DEAFENING OPERA – Blueprint
Autoproduzione/ Progressive Promotion Records
Genere: Hard Prog
Supporto: cd – 2013
C’è un limbo sonoro che si trova a cavallo fra il
Prog, l’Indie Rock e la Psichedelia, questo luogo non è di facile denominazione.
E’ un lato evolutivo musicale dettato dalla globalizzazione del suono moderno,
quindi ancora poco esplorato. La band tedesca Deafening Opera aggiunge a tutto
questo una impronta Hard, così da essere inquadrata fra band quali Porcupine
Tree e Riverside.
Il primo album del 2009 dal titolo “Synesteria” ha
una marcata impronta Progressive Metal che però viene mutando l’anno successivo
con l’EP “25.000 Miles”. Testi in inglese ed in francese trattano della storia
di un uomo, il tutto cantato dalla bella voce malleabile di Adrian Daleore. Si
da molta importanza alla melodia ed al ritornello facile, questo lo si evince
subito dall’iniziale “Her Decay”.
Due le chitarre che lavorano fra le partiture, la
ritmica di Thomas Moser e quella di Mortiz Kunkel. L’ascolto diventa più articolato
con “Dripping Hot Chocolate”, dove le tastiere di Gèrald Marie cominciano a
coprire un ruolo un poco più importante, quindi non solo da tappeto. Buona e
senza strafare la coppia ritmica composta da Christian Eckstein al basso e da
Konrad Gonschorek alla batteria.
Nella title track fuoriesce l’anima e l’amalgama di
questa band, fra riff giusti e virate emotive, fanno capolino anche i Radiohead
di “Ok Computer”, tanto per gradire. Ampi spazi mentali si aprono all’ascolto
di “Jericho I Am” e qui si comprende a pieno il piacere di un risultato finale
riuscito, quando piccoli e semplici arpeggi sorreggono tutta la struttura.

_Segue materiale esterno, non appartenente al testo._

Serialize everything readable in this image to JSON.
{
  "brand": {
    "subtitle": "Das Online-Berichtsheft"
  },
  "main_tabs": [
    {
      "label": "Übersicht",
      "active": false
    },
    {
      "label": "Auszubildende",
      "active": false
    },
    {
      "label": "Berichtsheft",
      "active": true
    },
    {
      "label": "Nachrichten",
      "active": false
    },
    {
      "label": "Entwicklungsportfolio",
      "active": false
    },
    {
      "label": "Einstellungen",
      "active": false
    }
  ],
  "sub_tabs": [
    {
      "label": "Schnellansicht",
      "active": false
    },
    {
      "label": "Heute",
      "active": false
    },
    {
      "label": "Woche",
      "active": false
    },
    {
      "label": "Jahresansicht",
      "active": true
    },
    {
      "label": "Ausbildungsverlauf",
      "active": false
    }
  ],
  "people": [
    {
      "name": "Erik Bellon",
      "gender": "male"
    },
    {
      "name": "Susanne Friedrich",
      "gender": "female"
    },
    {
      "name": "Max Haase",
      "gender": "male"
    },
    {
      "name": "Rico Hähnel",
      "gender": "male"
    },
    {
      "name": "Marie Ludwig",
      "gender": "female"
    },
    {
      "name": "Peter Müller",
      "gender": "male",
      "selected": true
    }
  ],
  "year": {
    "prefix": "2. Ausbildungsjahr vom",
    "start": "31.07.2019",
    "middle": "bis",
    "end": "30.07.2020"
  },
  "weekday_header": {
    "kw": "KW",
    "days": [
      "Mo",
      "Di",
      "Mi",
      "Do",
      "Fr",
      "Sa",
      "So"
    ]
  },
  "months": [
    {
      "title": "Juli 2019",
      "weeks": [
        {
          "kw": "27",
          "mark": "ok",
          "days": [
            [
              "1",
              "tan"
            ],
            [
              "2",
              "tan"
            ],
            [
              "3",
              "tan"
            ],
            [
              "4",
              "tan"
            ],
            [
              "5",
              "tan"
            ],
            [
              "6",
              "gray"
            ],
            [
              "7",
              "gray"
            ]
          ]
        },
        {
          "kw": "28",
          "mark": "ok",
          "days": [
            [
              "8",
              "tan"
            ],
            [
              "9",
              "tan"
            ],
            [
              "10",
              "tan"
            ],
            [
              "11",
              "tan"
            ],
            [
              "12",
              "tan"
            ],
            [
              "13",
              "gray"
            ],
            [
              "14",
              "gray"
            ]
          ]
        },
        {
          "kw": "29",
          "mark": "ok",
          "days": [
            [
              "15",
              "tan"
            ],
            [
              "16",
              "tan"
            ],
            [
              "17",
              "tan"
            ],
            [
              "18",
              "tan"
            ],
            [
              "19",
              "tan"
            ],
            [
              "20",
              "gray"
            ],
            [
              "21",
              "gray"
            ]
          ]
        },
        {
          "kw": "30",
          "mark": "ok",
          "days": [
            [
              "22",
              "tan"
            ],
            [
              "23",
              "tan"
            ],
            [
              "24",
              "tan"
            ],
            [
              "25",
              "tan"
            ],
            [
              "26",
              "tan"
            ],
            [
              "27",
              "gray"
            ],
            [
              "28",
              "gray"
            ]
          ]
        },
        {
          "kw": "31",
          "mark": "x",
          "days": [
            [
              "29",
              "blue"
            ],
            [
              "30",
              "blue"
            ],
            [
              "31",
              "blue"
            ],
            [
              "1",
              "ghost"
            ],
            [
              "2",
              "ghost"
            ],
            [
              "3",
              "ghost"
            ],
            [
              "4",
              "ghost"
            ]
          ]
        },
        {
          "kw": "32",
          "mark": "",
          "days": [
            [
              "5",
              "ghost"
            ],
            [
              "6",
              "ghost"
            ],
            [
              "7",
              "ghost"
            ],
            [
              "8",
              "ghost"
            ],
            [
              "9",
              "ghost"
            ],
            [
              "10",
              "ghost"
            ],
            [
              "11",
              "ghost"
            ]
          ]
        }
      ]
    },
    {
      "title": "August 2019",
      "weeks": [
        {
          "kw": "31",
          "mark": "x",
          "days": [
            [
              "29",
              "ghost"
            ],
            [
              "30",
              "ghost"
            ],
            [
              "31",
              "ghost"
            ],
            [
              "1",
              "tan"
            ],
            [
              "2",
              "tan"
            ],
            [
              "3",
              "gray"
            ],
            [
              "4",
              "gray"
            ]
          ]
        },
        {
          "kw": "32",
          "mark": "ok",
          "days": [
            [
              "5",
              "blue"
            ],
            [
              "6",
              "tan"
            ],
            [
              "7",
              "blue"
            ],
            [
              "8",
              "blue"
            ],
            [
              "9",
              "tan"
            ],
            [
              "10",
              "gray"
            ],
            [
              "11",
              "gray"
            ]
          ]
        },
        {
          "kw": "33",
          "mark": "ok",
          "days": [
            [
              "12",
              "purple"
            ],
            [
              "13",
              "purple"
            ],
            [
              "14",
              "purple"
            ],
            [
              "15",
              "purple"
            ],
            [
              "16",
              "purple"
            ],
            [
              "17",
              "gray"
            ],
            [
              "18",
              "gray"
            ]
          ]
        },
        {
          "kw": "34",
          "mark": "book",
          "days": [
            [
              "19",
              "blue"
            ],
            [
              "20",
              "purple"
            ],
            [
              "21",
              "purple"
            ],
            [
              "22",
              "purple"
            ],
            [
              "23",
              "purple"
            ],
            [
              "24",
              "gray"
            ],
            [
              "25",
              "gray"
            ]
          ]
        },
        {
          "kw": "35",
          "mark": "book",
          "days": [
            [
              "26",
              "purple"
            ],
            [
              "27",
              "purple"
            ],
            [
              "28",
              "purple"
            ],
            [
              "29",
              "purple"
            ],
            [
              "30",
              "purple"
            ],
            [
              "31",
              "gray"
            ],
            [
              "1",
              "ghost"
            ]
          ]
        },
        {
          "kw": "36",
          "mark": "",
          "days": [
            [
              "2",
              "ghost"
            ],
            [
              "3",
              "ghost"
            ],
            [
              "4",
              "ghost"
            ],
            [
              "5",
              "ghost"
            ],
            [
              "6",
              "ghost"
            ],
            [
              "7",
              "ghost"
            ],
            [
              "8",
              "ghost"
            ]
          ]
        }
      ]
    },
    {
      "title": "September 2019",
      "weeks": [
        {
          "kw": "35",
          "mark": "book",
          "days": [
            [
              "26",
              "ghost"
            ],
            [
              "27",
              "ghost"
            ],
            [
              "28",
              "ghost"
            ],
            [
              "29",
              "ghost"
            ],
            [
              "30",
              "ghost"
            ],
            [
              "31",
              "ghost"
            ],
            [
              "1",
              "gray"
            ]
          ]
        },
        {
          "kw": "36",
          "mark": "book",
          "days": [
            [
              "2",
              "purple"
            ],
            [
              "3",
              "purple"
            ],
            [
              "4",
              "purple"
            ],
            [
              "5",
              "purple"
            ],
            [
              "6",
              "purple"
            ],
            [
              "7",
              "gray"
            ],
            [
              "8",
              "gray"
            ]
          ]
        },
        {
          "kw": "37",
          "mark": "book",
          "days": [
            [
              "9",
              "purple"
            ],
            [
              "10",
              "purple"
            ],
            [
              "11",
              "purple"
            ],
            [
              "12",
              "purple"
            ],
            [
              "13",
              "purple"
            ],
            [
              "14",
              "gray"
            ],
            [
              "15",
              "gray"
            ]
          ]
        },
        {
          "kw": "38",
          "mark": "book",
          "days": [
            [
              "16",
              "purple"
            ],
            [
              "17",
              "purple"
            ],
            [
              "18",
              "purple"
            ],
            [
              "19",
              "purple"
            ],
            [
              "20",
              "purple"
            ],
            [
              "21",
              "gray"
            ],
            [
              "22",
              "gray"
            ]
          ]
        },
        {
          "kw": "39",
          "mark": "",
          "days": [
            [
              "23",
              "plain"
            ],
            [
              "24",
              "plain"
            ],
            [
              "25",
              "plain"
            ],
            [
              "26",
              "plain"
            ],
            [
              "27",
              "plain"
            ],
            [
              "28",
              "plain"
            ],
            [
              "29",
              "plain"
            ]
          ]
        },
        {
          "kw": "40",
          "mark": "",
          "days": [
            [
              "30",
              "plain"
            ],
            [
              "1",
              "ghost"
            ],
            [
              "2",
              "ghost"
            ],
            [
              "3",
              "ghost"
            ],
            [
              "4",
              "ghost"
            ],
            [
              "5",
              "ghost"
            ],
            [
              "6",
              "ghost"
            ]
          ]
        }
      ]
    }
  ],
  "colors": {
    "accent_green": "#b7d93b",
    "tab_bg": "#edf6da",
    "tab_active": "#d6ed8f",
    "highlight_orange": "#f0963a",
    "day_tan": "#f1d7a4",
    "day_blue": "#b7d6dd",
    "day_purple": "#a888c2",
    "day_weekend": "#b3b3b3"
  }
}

Peccato soltanto per un ritornello non proprio all’altezza del brano.
“25.000 Miles” è una delle composizioni più valide
di “Blueprint”, fra Porcupine Tree e Riverside, proprio come rimarcato in
precedenza. “Paralelno” è cantato in francese ed è uno dei momenti più
introspettivi dell’album con tastiere alla Blackfield. Qui a differenza di
“Jericho I Am”, il ritornello funziona ed è il punto focale.
Il disco si chiude quasi con una confessione, il
titolo “Porcupine Syndrome” non è proprio messo li a caso.
Il pregio numero uno di questo album? E’ di avermi
fatto passare un ora senza che me ne accorgessi! Confesso che al primo ascolto
l’ho catalogato fra quegli album che mordono e fuggono, ho fatto male….molto
male, perché in verità ci sono idee giuste al momento giusto e questa non è
prerogativa di tutti gli artisti.
A questo punto sono davvero incuriosito e mi segno
il nome Deafening Opera nel mio taccuino alla voce “da seguire”, attendo nuovi
sviluppi per capire meglio se sono carne o pesce. Comunque siano, sono bravi.